White-whiskered Puffbird

The White-whiskered Puffbird (Malacoptila panamensis) is a bird which is a resident breeding species from southeastern Mexico to central Ecuador. It is sometimes known as White-whiskered Softwing.

This puffbird is found in forests, shady plantations, especially of Theobroma cacao, and old second growth in lowlands and foothills up to 1200m. It nests in a 15-55 cm long, 6 cm diameter burrow in, usually, gently sloping ground. The wider nesting chamber is lined with dried leaves. The female lays 2, rarely 3, glossy white eggs; both sexes incubate the eggs and feed the young.

The White-whiskered Puffbird is a stout, large-headed, 18 cm long bird which weighs 42 g on average. It has bristles around the base of the large bill, and white “whiskers”, actually tufts of feathers.
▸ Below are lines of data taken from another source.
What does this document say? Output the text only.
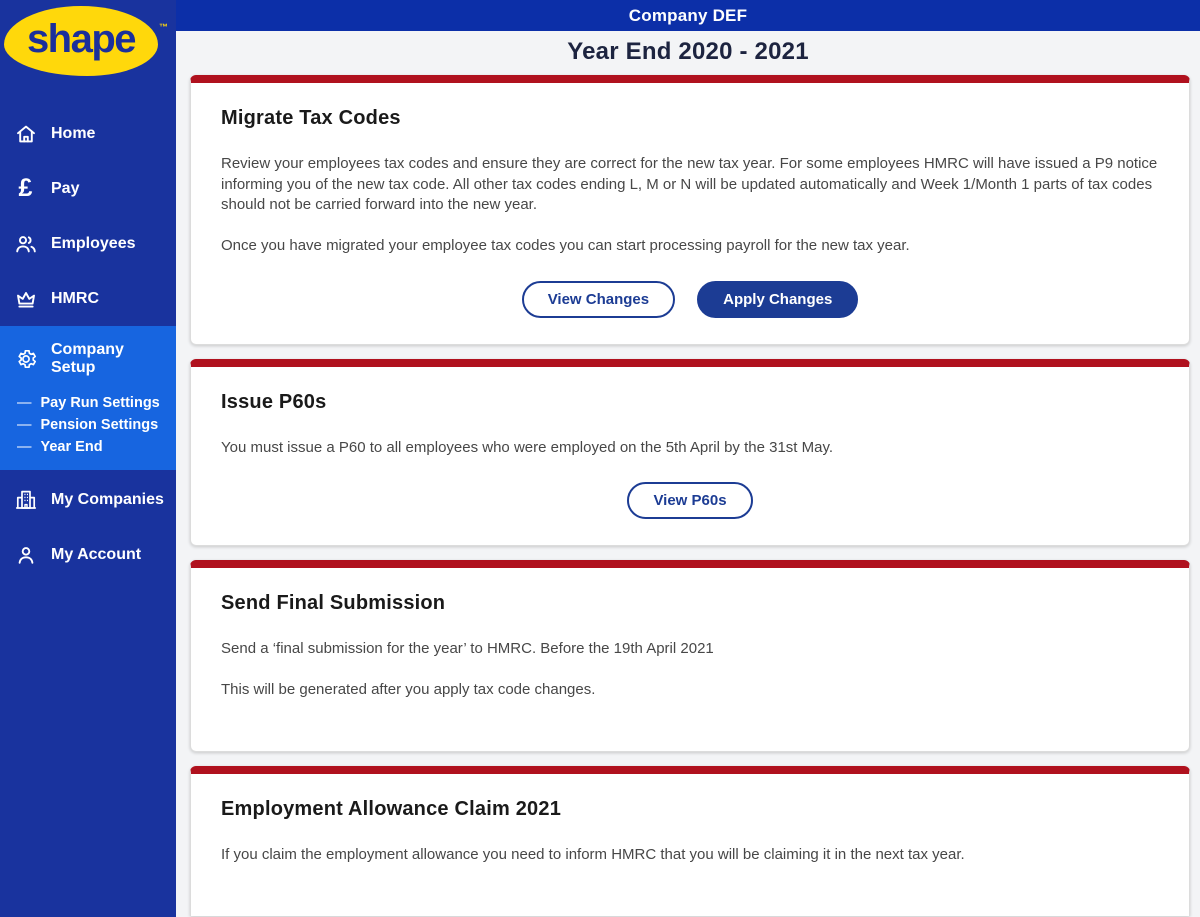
shape	™
Home
£ Pay
Employees
HMRC
Company Setup
— Pay Run Settings
— Pension Settings
— Year End
My Companies
My Account
Company DEF
Year End 2020 - 2021
Migrate Tax Codes

Review your employees tax codes and ensure they are correct for the new tax year. For some employees HMRC will have issued a P9 notice informing you of the new tax code. All other tax codes ending L, M or N will be updated automatically and Week 1/Month 1 parts of tax codes should not be carried forward into the new year.

Once you have migrated your employee tax codes you can start processing payroll for the new tax year.

View Changes	Apply Changes
Issue P60s

You must issue a P60 to all employees who were employed on the 5th April by the 31st May.

View P60s
Send Final Submission

Send a ‘final submission for the year’ to HMRC. Before the 19th April 2021

This will be generated after you apply tax code changes.

Employment Allowance Claim 2021

If you claim the employment allowance you need to inform HMRC that you will be claiming it in the next tax year.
The adult male has pale brown upperparts and tail, with fine cinnamon spotting on the wings and crown. The underparts are cinnamon-buff, streaked darker, and becoming paler moving down the body to the almost white vent area. The female has a greyer brown back and darker streaks on the paler underparts, giving her a more contrasted appearance than the male.

Young birds are like the female but have barring on the upperparts and narrower streaks on the underparts.

The White-whiskered Puffbird has a thin whistled tseeeeeeeep call.

Like other puffbirds, this species hunts by a watch-and-wait technique, sitting motionless before darting to catch large insects, spiders, small frogs or lizards. These are taken back to the perch and beaten against it prior to consumption. Despite its size, this species is easily overlooked as it sits motionless in the foliage.